Apache ZooKeeper: How do writes work


Apache ZooKeeper is a kind of high available data-store for small objects. A ZooKeeper cluster consists of some nodes which all keep the whole dataset in their memory. The dataset is called "always-consistent", so every node has the same data at every time.

According to the documentation and blog posts, every node in the cluster can answer reads and accept writes.

  • Reads are always answered locally by the node, so no communication with the cluster is involved.
  • Writes are forwarded to a designated "Leader" node, which forwards the write-request to all nodes and waits for their replies. If at least half of the nodes answers, the write is considered successful.
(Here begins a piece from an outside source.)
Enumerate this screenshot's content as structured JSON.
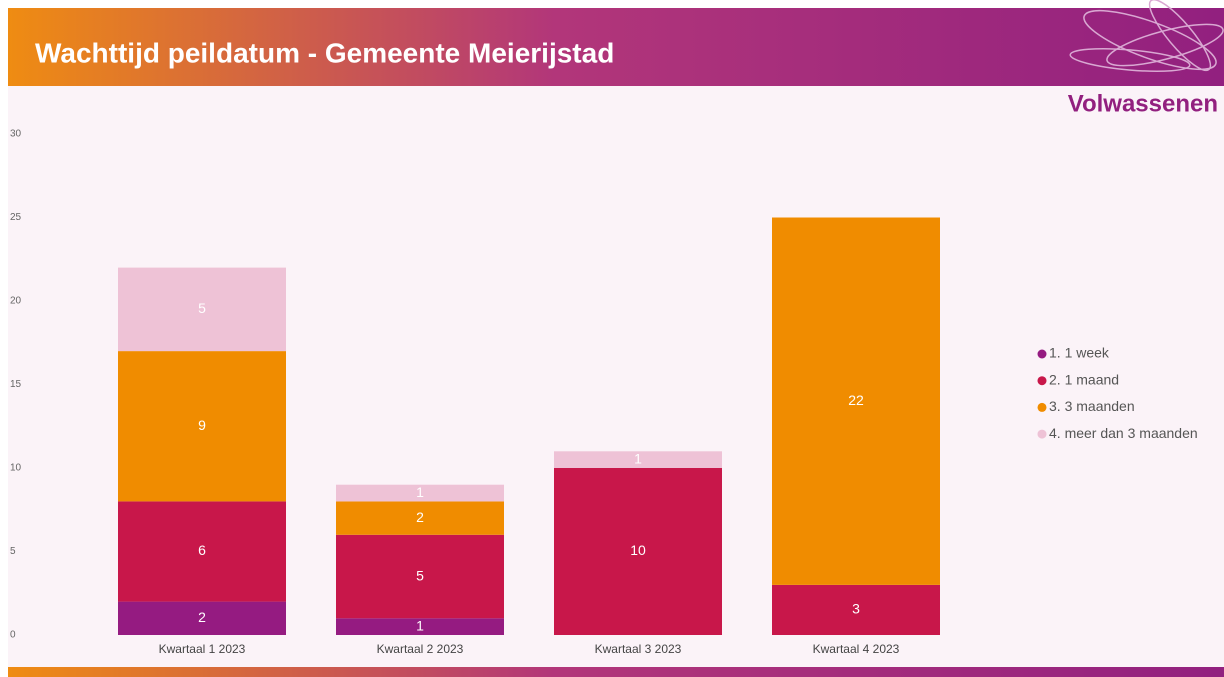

Question: Why is it enough for the leader to wait for half of the nodes to reply? If somebody connects to one of the nodes which didn't receive the update, he gets an outdated result (only local read to local value).


Solution

  • In order to achieve high read-availability, Zookeeper guarantees a weak-consistency over the replicates: a read can always be answered by a client node, and the answer returned may be a stale value (even a new version has been committed through the leader).

    Then it is the users' responsibility to decide whether the answer for a read is "stale-able" or not, since not all applications require the up-to-date information. So the following choices are provided:

    1) If your application does not need up-to-date values for reads, you can get high read-availability by requesting data directly from the client.

    2) If your application requires up-to-date values for reads, you should use the "sync" API before your read request to sync the client-side version with the leader.

    So as a conclusion, Zookeeper provides a customizable consistency guarantee, and users can decide the balance between availability and consistency.

    If you want to know more about the internals of Zookeeper, I recommend this paper: ZooKeeper: Wait-free coordination for Internet-scale systems. The above strategy is described in Section 4.4.